Twitter was always only a slice of real-life.
Now it‘s where anti-normies manifest their issues.
Worth It
The in-name-only Xitter CEO had a 30-min Zoom call with the Anti-Defamation League. Then she followed it up with a public mention. Then anti-Semitic trolls pounced and their worldview was tolerated and promoted by ownership.
Content moderation was tilted in one awful and wicked direction.
But, both the Auschwitz Memorial and ADL tweet daily.
In terms of expense and brand awareness, it’s difficult to justify.

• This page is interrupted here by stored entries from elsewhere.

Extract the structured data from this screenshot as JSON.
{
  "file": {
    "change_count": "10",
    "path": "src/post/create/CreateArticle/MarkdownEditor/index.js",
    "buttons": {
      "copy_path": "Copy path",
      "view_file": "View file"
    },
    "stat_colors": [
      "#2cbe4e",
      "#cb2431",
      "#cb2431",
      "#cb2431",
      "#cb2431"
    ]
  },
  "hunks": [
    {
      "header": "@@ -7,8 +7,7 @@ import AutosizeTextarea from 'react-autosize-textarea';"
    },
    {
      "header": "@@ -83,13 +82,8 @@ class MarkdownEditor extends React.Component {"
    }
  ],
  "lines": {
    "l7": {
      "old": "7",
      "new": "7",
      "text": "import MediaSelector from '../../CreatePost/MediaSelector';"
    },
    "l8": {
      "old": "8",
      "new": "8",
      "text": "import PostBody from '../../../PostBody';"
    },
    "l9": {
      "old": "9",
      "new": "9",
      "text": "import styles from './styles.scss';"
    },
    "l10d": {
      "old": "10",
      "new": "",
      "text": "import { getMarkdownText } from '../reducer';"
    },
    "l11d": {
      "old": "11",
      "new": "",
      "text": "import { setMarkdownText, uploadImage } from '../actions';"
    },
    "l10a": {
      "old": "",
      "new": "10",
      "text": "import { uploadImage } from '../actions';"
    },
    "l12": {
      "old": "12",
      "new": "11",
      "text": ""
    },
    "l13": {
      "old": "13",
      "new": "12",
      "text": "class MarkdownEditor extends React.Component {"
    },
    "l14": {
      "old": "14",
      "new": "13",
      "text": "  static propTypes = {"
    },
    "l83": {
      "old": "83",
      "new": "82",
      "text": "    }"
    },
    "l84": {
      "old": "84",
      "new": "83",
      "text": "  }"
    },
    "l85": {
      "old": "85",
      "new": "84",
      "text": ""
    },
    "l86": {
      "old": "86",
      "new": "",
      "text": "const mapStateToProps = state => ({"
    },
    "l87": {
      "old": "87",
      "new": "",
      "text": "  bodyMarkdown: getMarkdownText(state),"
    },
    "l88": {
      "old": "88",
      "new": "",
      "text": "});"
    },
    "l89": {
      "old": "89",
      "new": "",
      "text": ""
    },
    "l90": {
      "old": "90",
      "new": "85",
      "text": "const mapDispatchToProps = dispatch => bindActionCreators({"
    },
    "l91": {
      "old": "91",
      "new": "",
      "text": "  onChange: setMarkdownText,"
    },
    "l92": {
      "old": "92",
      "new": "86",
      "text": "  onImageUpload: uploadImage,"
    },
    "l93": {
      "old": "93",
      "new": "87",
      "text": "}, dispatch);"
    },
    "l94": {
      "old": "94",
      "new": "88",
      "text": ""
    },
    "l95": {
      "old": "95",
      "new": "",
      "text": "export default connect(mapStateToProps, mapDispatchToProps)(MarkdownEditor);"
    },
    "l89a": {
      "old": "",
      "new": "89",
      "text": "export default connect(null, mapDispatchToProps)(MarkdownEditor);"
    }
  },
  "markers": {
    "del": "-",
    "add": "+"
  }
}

Months ago, when PBS and NPR left the site,
quoted me:It doesn’t even generate traffic. From a brand and financial perspective, the juice is literally not worth the squeeze.
At some point, the clients in the bar change when ownership is a reactionary fascist with narcissistic tendencies and a moat of money to ward off consequences.
Patrons with a shred of self-awareness just need to look around and evaluate if the experience is worth the price of admission.
Rebranding Own Gól
In summer 2023, Twitter rebranded to “X”.
The website is x.com and the design symbol on the mobile app is a stylized X.
But, like Kleenex or Google, it was a consumer brand with a lot of equity.
In news articles referencing the hellsite, it is commonly referred to as “X, formerly Twitter.”
Some cybernauts have abbreviated it to “Xitter.”
Whenever I see Xitter, I pronounce it in Portuguese in my head.
In Portuguese, the letter “x” is pronounced “shi”.
Menus in Brazilian casual dining spots will frequently abbreviate “cheeseburger” to “X-burger”.
I don’t care what language you speak, Xitter is a hysterical and pithy brand name worth pointing and laughing.
But, wait, there’s more
In Spanish, the letter “x” is called equis.
To describe something as equis is slang for “whatever’”, “average’”, or “so-so.”
Self-Own
Whether Xitter or X, the product strategy is a pithy, anti-social branding auto-gól.
Update: I dunno how MySpaceXitter didn’t occur to me earlier.